4
votes

I am using SparkSQL in python. I have created a partitioned table (~few hundreds of partitions) stored it into Hive Internal Table using the hiveContext. The hive warehouse is located in S3.

When I simply do "df = hiveContext.table("mytable"). It would take over a minute to going through all the partitions the first time. I thought the metastore stored all the metadata. Why would spark still need to going through each partition? Is it possible to avoid this step so my startup can be faster?

1
Well if you have your datastore on a remote machine and you are trying to access your data remotely to your cluster. It will need time to be copied on your cluster so you can use it! - eliasah
but I meant just the line: df = hiveContext.table("mytable") This is not collecting any data yet.

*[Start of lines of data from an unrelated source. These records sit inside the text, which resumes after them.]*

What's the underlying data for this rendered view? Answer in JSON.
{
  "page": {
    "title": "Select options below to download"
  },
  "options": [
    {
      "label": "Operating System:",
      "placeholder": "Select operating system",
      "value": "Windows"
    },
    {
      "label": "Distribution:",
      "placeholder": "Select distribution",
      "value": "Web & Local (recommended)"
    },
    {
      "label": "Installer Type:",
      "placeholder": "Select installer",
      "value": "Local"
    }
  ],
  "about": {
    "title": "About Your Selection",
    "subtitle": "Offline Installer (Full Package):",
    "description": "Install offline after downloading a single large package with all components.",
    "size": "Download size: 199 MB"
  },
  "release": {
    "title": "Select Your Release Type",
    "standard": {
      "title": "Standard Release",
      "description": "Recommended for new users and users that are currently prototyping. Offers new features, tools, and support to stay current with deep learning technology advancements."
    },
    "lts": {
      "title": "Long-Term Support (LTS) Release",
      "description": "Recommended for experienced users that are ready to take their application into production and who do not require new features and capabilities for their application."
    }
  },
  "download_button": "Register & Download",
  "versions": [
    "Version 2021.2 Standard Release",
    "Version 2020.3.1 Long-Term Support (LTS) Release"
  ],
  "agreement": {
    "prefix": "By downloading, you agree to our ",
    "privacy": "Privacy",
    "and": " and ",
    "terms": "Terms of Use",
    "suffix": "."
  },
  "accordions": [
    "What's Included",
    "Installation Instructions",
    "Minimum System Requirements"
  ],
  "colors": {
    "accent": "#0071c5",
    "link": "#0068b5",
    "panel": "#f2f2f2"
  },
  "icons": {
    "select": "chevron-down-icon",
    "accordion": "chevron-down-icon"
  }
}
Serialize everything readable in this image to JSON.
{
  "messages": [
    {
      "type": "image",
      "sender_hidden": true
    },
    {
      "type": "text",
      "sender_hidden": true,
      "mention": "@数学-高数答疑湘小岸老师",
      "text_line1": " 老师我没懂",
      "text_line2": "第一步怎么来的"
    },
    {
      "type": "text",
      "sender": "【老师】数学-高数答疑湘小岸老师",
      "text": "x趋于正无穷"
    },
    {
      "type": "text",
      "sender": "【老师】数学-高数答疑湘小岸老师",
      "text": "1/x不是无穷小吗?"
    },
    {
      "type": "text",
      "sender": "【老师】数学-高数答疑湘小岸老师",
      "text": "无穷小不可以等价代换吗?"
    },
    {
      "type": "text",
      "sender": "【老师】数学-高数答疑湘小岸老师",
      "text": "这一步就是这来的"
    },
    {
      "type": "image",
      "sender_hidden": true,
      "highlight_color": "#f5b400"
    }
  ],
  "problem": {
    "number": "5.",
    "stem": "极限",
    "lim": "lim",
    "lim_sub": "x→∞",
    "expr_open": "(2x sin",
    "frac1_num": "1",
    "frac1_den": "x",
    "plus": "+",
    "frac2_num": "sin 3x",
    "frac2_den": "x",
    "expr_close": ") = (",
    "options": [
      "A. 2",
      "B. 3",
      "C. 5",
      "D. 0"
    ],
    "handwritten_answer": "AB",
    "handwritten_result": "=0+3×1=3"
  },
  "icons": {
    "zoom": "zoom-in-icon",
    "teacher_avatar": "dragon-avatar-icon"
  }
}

This just gives a dataframe with schema information. The schema information should have stored in metastore already. - ChromeHearts
and? Why did you give that comment? - eliasah
Sorry, accidentally submitted the comment. Please refresh. - ChromeHearts
How will it get the schema information if the data are not loaded on the cluster in the first place? - eliasah

1 Answers

1
votes

The key here is that it takes this long to load the file metadata only on the first query. The reason is that SparkSQL doesn't store the partition metadata in the Hive metastore. For Hive partitioned tables, the partition information needs to be stored in the metastore. Depending on how the table is created will dictate how this behaves. From the information provided, it sounds like you created a SparkSQL table.

SparkSQL stores the table schema (which includes partition information) and the root directory of your table, but still discovers each partition directory on S3 dynamically when the query is run. My understanding is that this is a tradeoff so you don't need to manually add new partitions whenever the table is updated.